Monarch: a neat but frustrating Godzilla series (review)

A series of monsters with few monsters… Obviously, it’s frustrating, even if the origin story of the monsterverse is not lacking in interest.

There is always a child of wonder who awakens in us when Godzilla appears on screen, both majestic and terrifying. The spectacular design of the most famous Kaiju is indeed the main success of the saga monsterverse, developed for a decade by the studio Legendary Pictures. When she places Rodan or King Kong in her way, we devour our popcorn. But do we really want to devour the origins of Monarchthe international organization that tracks the monsters in question?

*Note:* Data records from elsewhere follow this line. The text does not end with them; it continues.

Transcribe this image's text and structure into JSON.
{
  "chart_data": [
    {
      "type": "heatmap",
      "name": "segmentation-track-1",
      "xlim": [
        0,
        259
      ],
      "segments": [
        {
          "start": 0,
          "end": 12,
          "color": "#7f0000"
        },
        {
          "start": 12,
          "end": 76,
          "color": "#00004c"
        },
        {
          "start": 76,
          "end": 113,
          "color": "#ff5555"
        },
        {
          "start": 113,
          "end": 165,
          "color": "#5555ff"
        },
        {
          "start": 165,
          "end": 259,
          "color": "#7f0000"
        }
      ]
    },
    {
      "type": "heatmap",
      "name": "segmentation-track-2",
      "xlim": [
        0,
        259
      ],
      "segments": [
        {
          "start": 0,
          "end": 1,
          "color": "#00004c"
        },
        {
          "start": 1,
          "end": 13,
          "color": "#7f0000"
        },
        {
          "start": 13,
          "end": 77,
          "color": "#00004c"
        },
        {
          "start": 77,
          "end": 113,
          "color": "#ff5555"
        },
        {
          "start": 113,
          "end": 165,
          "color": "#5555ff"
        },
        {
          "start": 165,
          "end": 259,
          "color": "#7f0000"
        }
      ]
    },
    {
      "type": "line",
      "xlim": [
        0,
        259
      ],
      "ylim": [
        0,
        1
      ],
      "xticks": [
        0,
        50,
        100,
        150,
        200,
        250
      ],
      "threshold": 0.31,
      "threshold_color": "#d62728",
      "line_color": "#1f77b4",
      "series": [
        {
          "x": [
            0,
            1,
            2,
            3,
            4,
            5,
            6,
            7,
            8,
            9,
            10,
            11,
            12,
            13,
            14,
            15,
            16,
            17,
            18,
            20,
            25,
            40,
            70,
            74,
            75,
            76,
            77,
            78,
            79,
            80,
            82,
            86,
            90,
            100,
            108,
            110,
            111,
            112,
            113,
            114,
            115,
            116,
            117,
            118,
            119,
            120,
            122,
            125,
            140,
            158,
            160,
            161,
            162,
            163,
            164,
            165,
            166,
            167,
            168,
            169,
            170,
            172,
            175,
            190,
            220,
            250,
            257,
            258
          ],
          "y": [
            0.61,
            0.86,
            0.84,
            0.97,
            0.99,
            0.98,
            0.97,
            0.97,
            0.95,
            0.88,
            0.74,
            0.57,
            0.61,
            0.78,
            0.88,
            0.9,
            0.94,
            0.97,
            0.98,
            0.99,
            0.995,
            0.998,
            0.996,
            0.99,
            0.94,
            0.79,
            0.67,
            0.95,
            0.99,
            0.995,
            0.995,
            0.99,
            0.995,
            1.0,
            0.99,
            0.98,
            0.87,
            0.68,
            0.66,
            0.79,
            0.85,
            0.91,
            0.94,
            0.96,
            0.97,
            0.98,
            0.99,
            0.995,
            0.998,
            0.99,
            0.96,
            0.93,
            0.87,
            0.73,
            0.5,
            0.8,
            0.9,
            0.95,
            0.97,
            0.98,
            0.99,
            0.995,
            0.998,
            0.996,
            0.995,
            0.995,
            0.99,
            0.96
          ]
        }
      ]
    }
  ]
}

The answer is rather yes, in the footsteps of this ambitious and careful spin-off series, which takes place in two different eras: first in 2015, just after G-Day (understand the devastation of San Francisco by the Dantesque confrontation between Godzilla and MUTO, in the first film of the monsterversethe one signed Gareth Edwards) following a curiously broken family, who discover the power of Monarch. At the same time, the series takes us back in time to the 1950s, to present the origin story, where how the founders of Monarch encountered Kaijus for the first time, before creating this very secret agency.

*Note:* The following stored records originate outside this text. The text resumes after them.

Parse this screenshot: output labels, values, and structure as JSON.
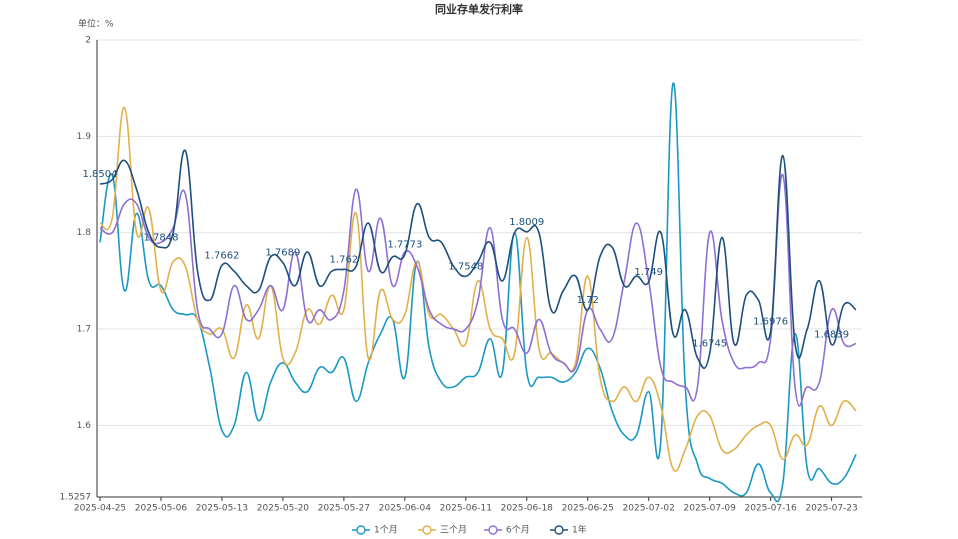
{
  "chart_data": {
    "type": "line",
    "title": "同业存单发行利率",
    "unit_label": "单位：%",
    "categories": [
      "2025-04-25",
      null,
      null,
      null,
      null,
      "2025-05-06",
      null,
      null,
      null,
      null,
      "2025-05-13",
      null,
      null,
      null,
      null,
      "2025-05-20",
      null,
      null,
      null,
      null,
      "2025-05-27",
      null,
      null,
      null,
      null,
      "2025-06-04",
      null,
      null,
      null,
      null,
      "2025-06-11",
      null,
      null,
      null,
      null,
      "2025-06-18",
      null,
      null,
      null,
      null,
      "2025-06-25",
      null,
      null,
      null,
      null,
      "2025-07-02",
      null,
      null,
      null,
      null,
      "2025-07-09",
      null,
      null,
      null,
      null,
      "2025-07-16",
      null,
      null,
      null,
      null,
      "2025-07-23",
      null,
      null
    ],
    "ylim": [
      1.5257,
      2
    ],
    "yticks": [
      1.5257,
      1.6,
      1.7,
      1.8,
      1.9,
      2
    ],
    "grid": true,
    "legend": "bottom",
    "series": [
      {
        "name": "1个月",
        "color": "#1a98c4",
        "values": [
          1.79,
          1.86,
          1.74,
          1.82,
          1.75,
          1.745,
          1.72,
          1.715,
          1.71,
          1.66,
          1.595,
          1.6,
          1.655,
          1.605,
          1.645,
          1.665,
          1.645,
          1.635,
          1.66,
          1.655,
          1.67,
          1.625,
          1.665,
          1.695,
          1.71,
          1.65,
          1.77,
          1.68,
          1.645,
          1.64,
          1.65,
          1.655,
          1.69,
          1.655,
          1.8,
          1.655,
          1.65,
          1.65,
          1.645,
          1.655,
          1.68,
          1.66,
          1.615,
          1.59,
          1.59,
          1.635,
          1.585,
          1.955,
          1.64,
          1.56,
          1.545,
          1.54,
          1.53,
          1.53,
          1.56,
          1.53,
          1.54,
          1.695,
          1.555,
          1.555,
          1.54,
          1.545,
          1.57
        ]
      },
      {
        "name": "三个月",
        "color": "#e2b04a",
        "values": [
          1.81,
          1.815,
          1.93,
          1.8,
          1.825,
          1.74,
          1.77,
          1.765,
          1.71,
          1.695,
          1.7,
          1.67,
          1.725,
          1.69,
          1.745,
          1.67,
          1.675,
          1.72,
          1.705,
          1.735,
          1.72,
          1.82,
          1.67,
          1.74,
          1.71,
          1.715,
          1.77,
          1.715,
          1.715,
          1.7,
          1.685,
          1.75,
          1.7,
          1.69,
          1.675,
          1.795,
          1.68,
          1.675,
          1.665,
          1.665,
          1.755,
          1.65,
          1.625,
          1.64,
          1.625,
          1.65,
          1.62,
          1.555,
          1.575,
          1.61,
          1.61,
          1.575,
          1.575,
          1.59,
          1.6,
          1.6,
          1.565,
          1.59,
          1.58,
          1.62,
          1.6,
          1.625,
          1.615
        ]
      },
      {
        "name": "6个月",
        "color": "#8e6fd6",
        "values": [
          1.805,
          1.8,
          1.83,
          1.83,
          1.795,
          1.79,
          1.805,
          1.84,
          1.72,
          1.7,
          1.695,
          1.745,
          1.71,
          1.72,
          1.745,
          1.72,
          1.78,
          1.71,
          1.72,
          1.71,
          1.74,
          1.845,
          1.76,
          1.815,
          1.745,
          1.78,
          1.765,
          1.72,
          1.705,
          1.7,
          1.7,
          1.73,
          1.805,
          1.71,
          1.7,
          1.675,
          1.71,
          1.675,
          1.665,
          1.66,
          1.72,
          1.7,
          1.69,
          1.75,
          1.81,
          1.75,
          1.66,
          1.645,
          1.64,
          1.64,
          1.8,
          1.71,
          1.665,
          1.66,
          1.665,
          1.69,
          1.86,
          1.64,
          1.64,
          1.645,
          1.72,
          1.685,
          1.685
        ]
      },
      {
        "name": "1年",
        "color": "#1d4f7c",
        "values": [
          1.8504,
          1.855,
          1.875,
          1.845,
          1.8,
          1.7848,
          1.8,
          1.885,
          1.76,
          1.73,
          1.7662,
          1.76,
          1.745,
          1.74,
          1.775,
          1.7689,
          1.745,
          1.78,
          1.745,
          1.76,
          1.762,
          1.765,
          1.81,
          1.76,
          1.775,
          1.7773,
          1.83,
          1.795,
          1.79,
          1.765,
          1.7548,
          1.77,
          1.79,
          1.75,
          1.8,
          1.8009,
          1.8,
          1.72,
          1.74,
          1.755,
          1.72,
          1.775,
          1.785,
          1.745,
          1.755,
          1.749,
          1.8,
          1.695,
          1.72,
          1.67,
          1.6745,
          1.795,
          1.685,
          1.735,
          1.73,
          1.6976,
          1.88,
          1.685,
          1.7,
          1.75,
          1.6839,
          1.725,
          1.72
        ],
        "value_labels": [
          "1.8504",
          null,
          null,
          null,
          null,
          "1.7848",
          null,
          null,
          null,
          null,
          "1.7662",
          null,
          null,
          null,
          null,
          "1.7689",
          null,
          null,
          null,
          null,
          "1.762",
          null,
          null,
          null,
          null,
          "1.7773",
          null,
          null,
          null,
          null,
          "1.7548",
          null,
          null,
          null,
          null,
          "1.8009",
          null,
          null,
          null,
          null,
          "1.72",
          null,
          null,
          null,
          null,
          "1.749",
          null,
          null,
          null,
          null,
          "1.6745",
          null,
          null,
          null,
          null,
          "1.6976",
          null,
          null,
          null,
          null,
          "1.6839",
          null,
          null
        ]
      }
    ]
  }
}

The narration is intelligent and carefully thought out. The decorum of the post-World War II Pacific has character and the cast of characters is not lacking in interest, headlined by Kurt Russell (in the present) and his son Wyatt Russell (in the past) who play the same role with a 30-year gap, and it works perfectly!

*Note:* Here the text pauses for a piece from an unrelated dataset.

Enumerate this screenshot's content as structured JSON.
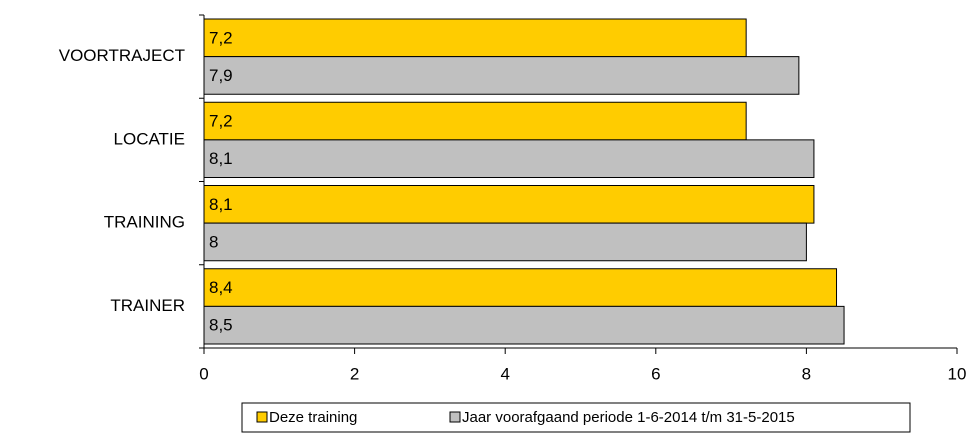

The problem is that no matter how much they tell us stories about the origins of the thing, about the men behind the organization and about the discovery of the existence of the Titans, what we want is see monsters! Biblical fighting with Kaijus who destroy everything or kill each other. Gold, Monarch is a little stingy on the subject. Certainly, its bestiary introducing new creatures is quite cool, but, weighed down by its length, the series spends a lot of time beating around the bush and ultimately proves too poor in terms of Godzilla. We are willing to swallow some of the family troubles of ordinary drama, but we should be rewarded in return with a minimum of clashes of the Titans… And Monarch does not provide complete assurance in this area.